On the day the diet finishes, I present myself to Dr Garry Savin at the Preventicum clinic in west London, one of Europe’s most advanced centres of preventive medicine. I am weighed and measured, blood tests taken again and my body fat checked. Having previously assured me that I would not see many changes over such a short period, he is shocked by the results. My weight has increased from 69kg to 69.8kg, my waist has expanded by 2.5cms, and my body fat has increased from 20 to 21.8 per cent.
My cholesterol has increased from 6.2 to 6.9 mmol, which is alarming, especially as LDL or bad cholesterol accounts for all the increase. There has also been a rise in my triglyceride levels (a heart-disease indicator).
On the upside, my blood pressure has remained constant, despite the salty food, and my liver is coping magnificently. But from being in the top 16 per cent of the population two weeks a go, healthwise, I now barely make it into the top 25 per cent.

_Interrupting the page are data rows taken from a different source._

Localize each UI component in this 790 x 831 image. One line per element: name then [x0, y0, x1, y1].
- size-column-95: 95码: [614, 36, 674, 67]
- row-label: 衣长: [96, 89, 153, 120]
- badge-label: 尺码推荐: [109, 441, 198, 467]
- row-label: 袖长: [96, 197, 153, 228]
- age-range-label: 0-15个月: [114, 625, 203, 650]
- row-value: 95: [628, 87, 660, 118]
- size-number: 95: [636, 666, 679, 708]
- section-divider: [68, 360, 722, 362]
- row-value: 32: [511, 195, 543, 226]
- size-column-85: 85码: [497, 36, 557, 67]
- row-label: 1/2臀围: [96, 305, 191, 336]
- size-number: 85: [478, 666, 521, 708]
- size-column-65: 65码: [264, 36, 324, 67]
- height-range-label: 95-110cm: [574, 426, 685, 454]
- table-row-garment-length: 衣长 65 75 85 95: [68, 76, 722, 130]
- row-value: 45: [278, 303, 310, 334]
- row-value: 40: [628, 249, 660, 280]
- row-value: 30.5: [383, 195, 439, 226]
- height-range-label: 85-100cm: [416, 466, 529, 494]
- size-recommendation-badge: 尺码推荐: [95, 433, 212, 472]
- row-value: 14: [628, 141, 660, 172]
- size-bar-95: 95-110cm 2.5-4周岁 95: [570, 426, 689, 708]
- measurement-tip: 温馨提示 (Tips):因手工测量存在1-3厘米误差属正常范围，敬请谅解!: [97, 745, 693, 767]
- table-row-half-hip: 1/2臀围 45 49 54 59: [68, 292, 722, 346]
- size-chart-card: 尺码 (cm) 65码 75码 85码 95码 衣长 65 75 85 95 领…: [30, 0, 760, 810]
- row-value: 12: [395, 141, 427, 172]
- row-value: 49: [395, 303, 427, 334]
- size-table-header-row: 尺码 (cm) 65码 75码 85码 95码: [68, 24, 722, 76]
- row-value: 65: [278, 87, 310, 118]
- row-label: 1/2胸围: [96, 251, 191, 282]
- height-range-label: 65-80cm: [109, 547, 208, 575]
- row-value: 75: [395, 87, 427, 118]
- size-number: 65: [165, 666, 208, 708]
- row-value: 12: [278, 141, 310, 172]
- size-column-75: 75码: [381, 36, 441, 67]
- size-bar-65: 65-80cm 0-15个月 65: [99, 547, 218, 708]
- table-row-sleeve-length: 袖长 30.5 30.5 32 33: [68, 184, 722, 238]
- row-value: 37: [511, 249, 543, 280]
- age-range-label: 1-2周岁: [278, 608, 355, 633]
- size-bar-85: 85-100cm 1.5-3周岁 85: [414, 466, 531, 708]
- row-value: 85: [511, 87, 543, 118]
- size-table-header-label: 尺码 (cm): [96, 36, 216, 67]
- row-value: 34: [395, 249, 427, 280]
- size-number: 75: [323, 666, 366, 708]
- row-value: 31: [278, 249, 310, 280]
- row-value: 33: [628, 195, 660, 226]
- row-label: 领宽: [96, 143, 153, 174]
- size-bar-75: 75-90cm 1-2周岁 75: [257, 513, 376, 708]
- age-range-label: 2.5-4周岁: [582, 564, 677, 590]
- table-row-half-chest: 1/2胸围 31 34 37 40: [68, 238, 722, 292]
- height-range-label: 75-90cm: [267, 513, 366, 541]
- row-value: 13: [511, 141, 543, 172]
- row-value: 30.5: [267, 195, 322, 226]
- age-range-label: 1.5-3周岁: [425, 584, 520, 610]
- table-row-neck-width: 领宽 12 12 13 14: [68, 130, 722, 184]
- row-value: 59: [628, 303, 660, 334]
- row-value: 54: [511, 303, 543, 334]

Dr Savin recommends I change my diet back. “I won’t be going on it,” he assures me.
So what could a nutritionist extrapolate from my two weeks of haimishe stodge? I give a copy of my food diary to dietician Joan Wides to analyse. She is worried about several things — the high fat content of many of my meals, the lack of fresh fruit and vegetables and the amount of pickled and salted foods. If I were to stay on this diet, I would be at a higher risk of stomach and bowel cancers, as well as heart disease, she says. But she also points to a good level of fibre and plenty of oily fish, which could be the reason that many Jews from this era did not suffer high levels of heart disease.
So what happened to my grandfather, the model for the diet? His porridge and herring breakfast obviously stood him in good stead, as did the amount of energy he expended through walking everywhere. His weight was the same at 80 as it was at 20 and he was nearly 90 when he died. However, on this diet, I fear I may not make it to 50. Bring on the salad.
I am not convinced itis as bad as the doc says. As he said, his zeidy lived to 90.